The Rheingold production is straightforward, and intentionally so. Zvulun trusts the work, and trusts the audience to entertain its many nuances once the work is staged without interpretive intervention. In his program notes, Zvulun emphasizes two attributes of the Ring: its reliance on mythology, and its embrace of various forms of love. Thus, this Rheingold was the story of gods, giants and dwarfs in a world removed from our own. But they behave towards each other in ways resonant of our own experience. When deals are struck and promises broken, when pride leads Alberich to overreach, when Wotan’s desire to attain power – and prevent others from doing so – leads to catastrophic moral misjudgment, we recognize it. It’s moving to us, in the same way that a Tolkien trilogy or an epic saga like Game of Thrones is moving. Myth becomes a way to strengthen narrative, not to divert it or make it distant from us. In its unfussy presentation of the story, Atlanta has offered Rheingold to us directly, for us to consider on Wagner’s terms rather than through the perspective of a director or dramaturg, however stimulating that perspective may be.
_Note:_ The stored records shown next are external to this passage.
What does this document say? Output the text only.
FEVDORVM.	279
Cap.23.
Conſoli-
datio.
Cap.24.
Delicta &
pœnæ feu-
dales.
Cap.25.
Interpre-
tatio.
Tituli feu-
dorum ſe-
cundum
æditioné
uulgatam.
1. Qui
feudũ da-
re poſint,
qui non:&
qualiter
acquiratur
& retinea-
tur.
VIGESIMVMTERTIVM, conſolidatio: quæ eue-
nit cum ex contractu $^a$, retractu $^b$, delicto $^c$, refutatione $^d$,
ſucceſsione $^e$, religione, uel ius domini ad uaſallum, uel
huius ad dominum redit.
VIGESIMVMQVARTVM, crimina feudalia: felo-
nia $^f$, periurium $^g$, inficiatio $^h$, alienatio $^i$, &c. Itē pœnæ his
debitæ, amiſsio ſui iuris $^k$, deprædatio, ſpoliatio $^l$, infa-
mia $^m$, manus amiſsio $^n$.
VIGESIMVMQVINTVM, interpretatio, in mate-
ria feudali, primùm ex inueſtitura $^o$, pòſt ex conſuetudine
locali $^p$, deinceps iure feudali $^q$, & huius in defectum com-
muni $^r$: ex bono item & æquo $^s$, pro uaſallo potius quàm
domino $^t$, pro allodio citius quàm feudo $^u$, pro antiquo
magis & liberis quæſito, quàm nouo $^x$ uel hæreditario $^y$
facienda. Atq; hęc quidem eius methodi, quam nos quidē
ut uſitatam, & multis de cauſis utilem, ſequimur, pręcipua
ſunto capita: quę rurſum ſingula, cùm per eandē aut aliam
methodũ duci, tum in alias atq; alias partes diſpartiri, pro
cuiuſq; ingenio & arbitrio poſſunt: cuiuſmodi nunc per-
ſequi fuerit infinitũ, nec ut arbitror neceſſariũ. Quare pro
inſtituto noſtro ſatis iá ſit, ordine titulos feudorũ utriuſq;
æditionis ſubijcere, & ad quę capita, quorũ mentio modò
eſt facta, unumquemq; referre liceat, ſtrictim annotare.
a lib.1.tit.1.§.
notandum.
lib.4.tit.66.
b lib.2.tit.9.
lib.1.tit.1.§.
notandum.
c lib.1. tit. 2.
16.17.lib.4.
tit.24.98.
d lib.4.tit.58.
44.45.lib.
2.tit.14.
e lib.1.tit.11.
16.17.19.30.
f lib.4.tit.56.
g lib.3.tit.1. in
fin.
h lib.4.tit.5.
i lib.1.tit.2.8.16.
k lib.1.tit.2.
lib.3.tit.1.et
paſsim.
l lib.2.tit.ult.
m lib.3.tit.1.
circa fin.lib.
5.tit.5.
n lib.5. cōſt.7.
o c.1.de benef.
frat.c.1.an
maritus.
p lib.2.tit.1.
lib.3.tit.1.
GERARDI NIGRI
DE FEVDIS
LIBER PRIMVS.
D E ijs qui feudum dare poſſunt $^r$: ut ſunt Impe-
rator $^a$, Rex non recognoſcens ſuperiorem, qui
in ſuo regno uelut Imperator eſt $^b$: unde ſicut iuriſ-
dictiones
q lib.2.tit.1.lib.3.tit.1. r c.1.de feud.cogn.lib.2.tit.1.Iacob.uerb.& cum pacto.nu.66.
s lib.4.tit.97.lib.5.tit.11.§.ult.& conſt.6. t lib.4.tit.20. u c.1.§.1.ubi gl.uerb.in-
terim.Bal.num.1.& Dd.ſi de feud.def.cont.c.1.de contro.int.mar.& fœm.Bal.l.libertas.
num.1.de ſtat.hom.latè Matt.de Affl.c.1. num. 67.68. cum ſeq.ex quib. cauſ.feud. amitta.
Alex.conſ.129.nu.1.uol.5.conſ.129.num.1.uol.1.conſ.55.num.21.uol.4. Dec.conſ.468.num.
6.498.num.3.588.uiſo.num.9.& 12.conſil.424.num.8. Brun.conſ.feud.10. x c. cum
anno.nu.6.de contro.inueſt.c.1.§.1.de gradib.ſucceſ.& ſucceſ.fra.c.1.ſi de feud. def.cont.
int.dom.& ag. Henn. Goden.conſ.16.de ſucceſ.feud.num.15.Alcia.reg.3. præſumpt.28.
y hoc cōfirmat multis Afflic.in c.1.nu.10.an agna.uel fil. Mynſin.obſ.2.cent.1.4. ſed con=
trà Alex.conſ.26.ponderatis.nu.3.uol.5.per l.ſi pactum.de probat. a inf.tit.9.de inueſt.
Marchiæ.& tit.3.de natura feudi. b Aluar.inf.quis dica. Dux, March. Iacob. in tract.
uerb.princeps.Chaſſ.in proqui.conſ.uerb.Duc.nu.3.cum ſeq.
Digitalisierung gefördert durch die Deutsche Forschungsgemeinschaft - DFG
The musical component of the production was similarly transparent and satisfying. The prelude was sweet, flowing, and ominous. Arthur Fagan conducted a fine band of musicians who played with assurance, and without brassy blares or any sense of sensationalism. Veteran Greer Grimsley as Wotan headlined a cast who had, by and large, performed their roles at the Met, Covent Garden, Seattle and elsewhere. Their experience provided the production with a feeling of unquestioned confidence and excitement. Zachary Nelson (Donner in the Chicago Ring) as Alberich and Julius Ahn as Mime both brought uncommon lucidity and humor to their interpretations. It was particularly gratifying to see Jessica Faselt, a recent New York Wagner Society Springer awardee, as Freia.
The Cycle continues with Die Walküre in April-May 2024. All are encouraged to attend – both for the strong musical and dramatic rewards that are promised, and in support of a vibrant and ambitious American company.